Les raids de la nuit dernière ont causé de très importants dégâts matériels et humains. Selon Michaël Béhé, qui s’est entretenu téléphoniquement avec divers témoins et des défecteurs de l’Armée gouvernementale syrienne, 18 personnes ont trouvé la mort, 5 se trouvent dans un état désespéré (un blessé est mort ce matin à Damas), et une trentaine d’autres individus ont été blessés à des degrés divers et sont pris en charge dans les meilleurs hôpitaux de la capitale.

 

Toutes les personnes mortes ou blessées sont des soldats ou des miliciens occupés à défendre les objectifs détruits, à les entretenir ou à transporter des armes et des munitions.

 

Plus intéressant encore : en dépit du fait que ce sont des périmètres de quartiers généraux divisionnaires qui ont été visés, aucun militaire du régime n’a subi la moindre égratignure lors de ces attaques. Les sections qui ont essuyé le feu des Hébreux étaient toutes confiées aux Gardiens de la Révolution khomeyniste iraniens ou à leurs supplétifs chiites de diverses origines.

 

Selon Michaël Béhé, environ deux tiers des morts et des blessés sont des Iraniens servant au sein de la Force Qods [ara. : Jérusalem] et des miliciens du Hezbollah libanais.

 

Le fait (avéré, les media arabes diffusent la même nouvelle) selon lequel à nouveau aucun Syrien n’a été blessé lors de raids israéliens, et que l’Armée gouvernementale se contente de tirer des missiles antimissiles qu’elle sait inopérants, et de diffuser les annonces farfelues de ses exploits, augmente encore les tensions entre l’Armée de Bashar al Assad et ses alliés chiites.

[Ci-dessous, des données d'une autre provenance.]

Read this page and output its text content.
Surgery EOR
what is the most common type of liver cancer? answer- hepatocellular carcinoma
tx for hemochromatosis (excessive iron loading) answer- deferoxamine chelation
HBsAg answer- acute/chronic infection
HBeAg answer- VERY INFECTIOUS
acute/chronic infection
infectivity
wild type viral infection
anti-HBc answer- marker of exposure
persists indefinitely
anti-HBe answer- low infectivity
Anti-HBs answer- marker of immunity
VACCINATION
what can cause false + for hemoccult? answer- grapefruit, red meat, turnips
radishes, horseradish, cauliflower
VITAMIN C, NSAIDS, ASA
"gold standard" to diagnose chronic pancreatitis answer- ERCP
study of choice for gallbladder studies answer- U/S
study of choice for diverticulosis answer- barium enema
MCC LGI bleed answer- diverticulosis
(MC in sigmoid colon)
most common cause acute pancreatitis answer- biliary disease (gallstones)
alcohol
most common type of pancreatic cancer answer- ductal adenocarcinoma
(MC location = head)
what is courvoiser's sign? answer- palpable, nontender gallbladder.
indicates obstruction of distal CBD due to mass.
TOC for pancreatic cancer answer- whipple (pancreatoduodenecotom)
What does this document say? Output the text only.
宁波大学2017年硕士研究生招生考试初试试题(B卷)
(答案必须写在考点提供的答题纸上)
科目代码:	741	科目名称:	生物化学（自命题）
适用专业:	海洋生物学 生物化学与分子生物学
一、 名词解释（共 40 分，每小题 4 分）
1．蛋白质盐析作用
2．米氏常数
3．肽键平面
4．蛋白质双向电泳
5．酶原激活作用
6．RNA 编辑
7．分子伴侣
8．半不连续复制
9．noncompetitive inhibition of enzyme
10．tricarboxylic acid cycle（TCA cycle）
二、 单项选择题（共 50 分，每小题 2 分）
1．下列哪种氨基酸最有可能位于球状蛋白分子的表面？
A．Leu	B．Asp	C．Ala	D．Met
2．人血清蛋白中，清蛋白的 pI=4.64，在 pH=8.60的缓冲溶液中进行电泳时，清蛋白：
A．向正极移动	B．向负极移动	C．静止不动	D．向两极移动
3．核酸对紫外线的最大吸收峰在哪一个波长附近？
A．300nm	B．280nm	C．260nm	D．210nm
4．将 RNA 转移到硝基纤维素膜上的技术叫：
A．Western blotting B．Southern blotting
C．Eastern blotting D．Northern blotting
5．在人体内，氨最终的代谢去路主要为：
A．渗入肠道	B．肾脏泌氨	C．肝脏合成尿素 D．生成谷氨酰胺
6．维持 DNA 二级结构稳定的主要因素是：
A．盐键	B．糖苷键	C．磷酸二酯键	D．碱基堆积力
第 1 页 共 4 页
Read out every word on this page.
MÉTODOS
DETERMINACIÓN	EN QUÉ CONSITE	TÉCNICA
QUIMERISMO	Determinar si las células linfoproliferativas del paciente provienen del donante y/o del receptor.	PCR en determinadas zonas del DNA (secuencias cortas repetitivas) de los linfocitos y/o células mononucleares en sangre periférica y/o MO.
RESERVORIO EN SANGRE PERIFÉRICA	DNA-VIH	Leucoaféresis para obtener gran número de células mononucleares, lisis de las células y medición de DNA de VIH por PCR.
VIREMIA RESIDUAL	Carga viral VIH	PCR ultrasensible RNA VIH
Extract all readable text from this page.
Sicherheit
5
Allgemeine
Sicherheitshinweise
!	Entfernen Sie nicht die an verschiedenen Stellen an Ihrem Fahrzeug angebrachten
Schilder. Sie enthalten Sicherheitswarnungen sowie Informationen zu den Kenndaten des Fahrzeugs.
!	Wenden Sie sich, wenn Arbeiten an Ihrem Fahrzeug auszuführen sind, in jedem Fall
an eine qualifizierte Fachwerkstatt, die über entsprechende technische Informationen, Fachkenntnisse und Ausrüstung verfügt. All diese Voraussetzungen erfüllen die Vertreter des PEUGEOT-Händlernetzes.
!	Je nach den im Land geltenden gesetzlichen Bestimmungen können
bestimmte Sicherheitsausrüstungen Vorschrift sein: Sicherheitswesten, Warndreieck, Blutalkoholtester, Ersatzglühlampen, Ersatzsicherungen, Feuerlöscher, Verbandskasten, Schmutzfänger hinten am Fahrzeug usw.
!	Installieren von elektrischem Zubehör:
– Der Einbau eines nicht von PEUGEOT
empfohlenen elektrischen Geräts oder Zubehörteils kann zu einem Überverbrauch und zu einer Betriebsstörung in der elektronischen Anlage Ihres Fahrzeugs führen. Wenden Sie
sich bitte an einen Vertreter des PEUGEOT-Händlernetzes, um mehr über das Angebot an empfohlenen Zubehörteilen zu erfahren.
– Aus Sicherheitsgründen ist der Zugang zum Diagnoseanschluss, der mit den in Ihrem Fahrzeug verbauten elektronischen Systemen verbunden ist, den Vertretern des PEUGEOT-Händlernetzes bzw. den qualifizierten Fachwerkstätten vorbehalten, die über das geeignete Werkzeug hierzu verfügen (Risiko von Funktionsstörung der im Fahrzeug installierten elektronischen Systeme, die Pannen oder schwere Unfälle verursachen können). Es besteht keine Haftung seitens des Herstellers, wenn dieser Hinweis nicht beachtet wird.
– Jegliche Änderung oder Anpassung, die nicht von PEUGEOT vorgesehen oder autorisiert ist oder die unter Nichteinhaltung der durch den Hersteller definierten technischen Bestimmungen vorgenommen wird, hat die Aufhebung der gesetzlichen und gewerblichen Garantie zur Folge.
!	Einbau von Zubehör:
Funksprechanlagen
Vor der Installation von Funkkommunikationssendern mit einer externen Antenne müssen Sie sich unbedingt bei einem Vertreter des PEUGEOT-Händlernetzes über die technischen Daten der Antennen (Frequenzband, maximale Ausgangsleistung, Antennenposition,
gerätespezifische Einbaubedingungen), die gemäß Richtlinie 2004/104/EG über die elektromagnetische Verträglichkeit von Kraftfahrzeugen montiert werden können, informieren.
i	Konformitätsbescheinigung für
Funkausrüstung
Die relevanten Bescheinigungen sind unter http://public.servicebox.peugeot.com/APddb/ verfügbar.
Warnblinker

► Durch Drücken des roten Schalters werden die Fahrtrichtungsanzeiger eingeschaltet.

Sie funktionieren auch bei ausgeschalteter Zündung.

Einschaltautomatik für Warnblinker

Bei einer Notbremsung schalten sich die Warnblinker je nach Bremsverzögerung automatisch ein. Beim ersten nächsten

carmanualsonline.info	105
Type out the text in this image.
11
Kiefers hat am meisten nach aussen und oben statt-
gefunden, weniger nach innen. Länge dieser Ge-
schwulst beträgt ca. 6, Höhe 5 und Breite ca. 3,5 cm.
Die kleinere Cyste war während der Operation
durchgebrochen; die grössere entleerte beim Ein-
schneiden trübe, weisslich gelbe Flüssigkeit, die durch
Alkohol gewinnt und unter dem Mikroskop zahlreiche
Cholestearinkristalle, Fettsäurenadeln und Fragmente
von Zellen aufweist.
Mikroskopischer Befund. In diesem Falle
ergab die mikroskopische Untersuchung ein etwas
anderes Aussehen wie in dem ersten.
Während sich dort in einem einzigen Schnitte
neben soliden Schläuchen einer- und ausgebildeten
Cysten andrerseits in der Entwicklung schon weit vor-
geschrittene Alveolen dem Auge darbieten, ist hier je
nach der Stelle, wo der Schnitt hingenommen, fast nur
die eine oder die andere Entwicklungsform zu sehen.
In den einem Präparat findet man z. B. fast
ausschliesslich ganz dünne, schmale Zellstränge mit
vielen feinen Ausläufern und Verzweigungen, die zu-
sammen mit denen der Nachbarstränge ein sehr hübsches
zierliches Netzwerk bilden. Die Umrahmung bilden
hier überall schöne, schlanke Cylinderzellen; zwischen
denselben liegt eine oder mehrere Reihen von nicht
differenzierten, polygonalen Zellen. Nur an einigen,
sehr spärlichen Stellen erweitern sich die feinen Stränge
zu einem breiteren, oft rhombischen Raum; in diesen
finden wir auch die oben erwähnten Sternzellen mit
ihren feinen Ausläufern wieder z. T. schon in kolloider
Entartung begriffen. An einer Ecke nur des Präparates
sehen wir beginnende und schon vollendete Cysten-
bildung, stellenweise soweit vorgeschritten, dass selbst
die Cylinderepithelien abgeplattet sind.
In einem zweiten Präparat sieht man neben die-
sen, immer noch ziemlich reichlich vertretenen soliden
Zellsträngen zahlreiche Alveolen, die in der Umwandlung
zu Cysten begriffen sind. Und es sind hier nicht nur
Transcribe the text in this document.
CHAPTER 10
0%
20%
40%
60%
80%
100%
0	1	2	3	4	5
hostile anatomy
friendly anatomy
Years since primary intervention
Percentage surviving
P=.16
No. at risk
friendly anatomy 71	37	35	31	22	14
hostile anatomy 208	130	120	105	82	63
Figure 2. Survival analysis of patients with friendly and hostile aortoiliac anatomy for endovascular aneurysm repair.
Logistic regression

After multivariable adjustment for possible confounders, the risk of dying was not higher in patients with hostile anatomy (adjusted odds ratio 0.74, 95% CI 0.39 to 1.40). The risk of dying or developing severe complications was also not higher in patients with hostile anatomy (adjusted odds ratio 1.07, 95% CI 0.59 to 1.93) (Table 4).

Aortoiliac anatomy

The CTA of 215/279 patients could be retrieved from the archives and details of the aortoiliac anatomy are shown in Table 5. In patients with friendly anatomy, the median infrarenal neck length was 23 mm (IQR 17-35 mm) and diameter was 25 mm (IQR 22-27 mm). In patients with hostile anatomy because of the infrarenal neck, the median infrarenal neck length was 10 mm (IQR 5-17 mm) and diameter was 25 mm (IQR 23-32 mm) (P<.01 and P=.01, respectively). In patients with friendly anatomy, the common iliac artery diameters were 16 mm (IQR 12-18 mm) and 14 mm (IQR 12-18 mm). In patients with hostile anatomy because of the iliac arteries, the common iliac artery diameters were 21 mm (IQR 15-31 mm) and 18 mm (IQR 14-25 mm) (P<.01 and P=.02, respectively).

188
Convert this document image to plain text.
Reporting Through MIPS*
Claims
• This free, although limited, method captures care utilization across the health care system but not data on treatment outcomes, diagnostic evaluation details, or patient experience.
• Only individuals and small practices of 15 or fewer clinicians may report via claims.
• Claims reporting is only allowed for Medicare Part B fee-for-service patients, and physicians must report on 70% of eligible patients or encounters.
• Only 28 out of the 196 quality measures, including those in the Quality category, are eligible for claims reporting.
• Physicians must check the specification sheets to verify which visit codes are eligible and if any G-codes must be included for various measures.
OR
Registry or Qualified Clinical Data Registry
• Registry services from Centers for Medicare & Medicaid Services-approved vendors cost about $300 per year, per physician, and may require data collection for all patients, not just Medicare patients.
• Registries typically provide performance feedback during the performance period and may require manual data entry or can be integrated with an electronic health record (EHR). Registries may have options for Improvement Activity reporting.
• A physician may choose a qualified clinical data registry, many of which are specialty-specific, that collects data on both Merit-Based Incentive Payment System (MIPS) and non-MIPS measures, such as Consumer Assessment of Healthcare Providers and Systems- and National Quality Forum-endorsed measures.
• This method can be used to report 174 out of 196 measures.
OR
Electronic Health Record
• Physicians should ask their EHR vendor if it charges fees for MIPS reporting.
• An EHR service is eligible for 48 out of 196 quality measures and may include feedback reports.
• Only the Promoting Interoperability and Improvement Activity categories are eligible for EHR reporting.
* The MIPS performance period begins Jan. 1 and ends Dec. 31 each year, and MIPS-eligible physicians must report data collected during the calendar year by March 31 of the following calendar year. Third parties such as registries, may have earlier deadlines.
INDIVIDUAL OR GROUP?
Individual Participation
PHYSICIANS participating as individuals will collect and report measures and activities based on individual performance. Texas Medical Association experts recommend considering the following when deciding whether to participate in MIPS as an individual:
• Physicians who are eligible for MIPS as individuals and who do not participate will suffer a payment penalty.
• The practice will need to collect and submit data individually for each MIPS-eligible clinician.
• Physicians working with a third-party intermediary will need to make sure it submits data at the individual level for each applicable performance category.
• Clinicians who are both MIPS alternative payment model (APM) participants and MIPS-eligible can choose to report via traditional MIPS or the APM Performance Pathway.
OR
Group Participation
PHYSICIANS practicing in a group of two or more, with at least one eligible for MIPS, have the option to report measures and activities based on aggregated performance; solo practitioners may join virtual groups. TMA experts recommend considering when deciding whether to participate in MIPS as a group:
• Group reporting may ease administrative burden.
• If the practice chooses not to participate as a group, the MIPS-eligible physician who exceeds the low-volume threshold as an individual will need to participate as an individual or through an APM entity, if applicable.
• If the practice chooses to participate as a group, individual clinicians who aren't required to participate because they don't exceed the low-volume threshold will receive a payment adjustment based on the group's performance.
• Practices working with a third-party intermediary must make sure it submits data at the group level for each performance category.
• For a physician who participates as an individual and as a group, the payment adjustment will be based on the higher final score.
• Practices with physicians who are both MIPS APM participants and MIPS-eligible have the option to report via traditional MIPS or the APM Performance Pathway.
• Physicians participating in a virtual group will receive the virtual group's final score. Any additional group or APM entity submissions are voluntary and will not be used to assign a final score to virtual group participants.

Selon Michaël Béhé, on peut à présent affirmer que le torchon brûle entre eux et que leurs relations sont explosives.

 

Des intervenants de l’establishment israélien de la Défense laissent fuiter des renseignements selon lesquels Tsahal a désormais mis en place une stratégie visant clairement à déloger définitivement les Iraniens et leurs supplétifs de Syrie. A la Ména, nous ajoutons simplement – sur la base des informations exclusives que nous distillons depuis quelques semaines - , "en coordination avec l’Armée régulière syrienne et la Russie".

 

Simultanément à ces raids, Tsahal a lancé hier l’opération Rose de Galilée. Il s’agit d’un "exercice surprise" de l’Armée de l’air destiné à améliorer l'état de préparation au combat le long de la frontière nord du pays, a annoncé Tsahal ce lundi.

 

Dans son communiqué, il annonce que pendant l'exercice, qui durera jusqu'à mercredi, on assistera à une augmentation du trafic aérien dans tout le pays et que des explosions pourraient être entendues dans le nord d'Israël.

 

"L'exercice simule des scénarios de combat sur le front nord et testera tous les composants des missions principales [du Khe’l Avir], y compris le maintien de sa supériorité aérienne, la protection du ciel du pays, ainsi que l'attaque au sol et la collecte de renseignements".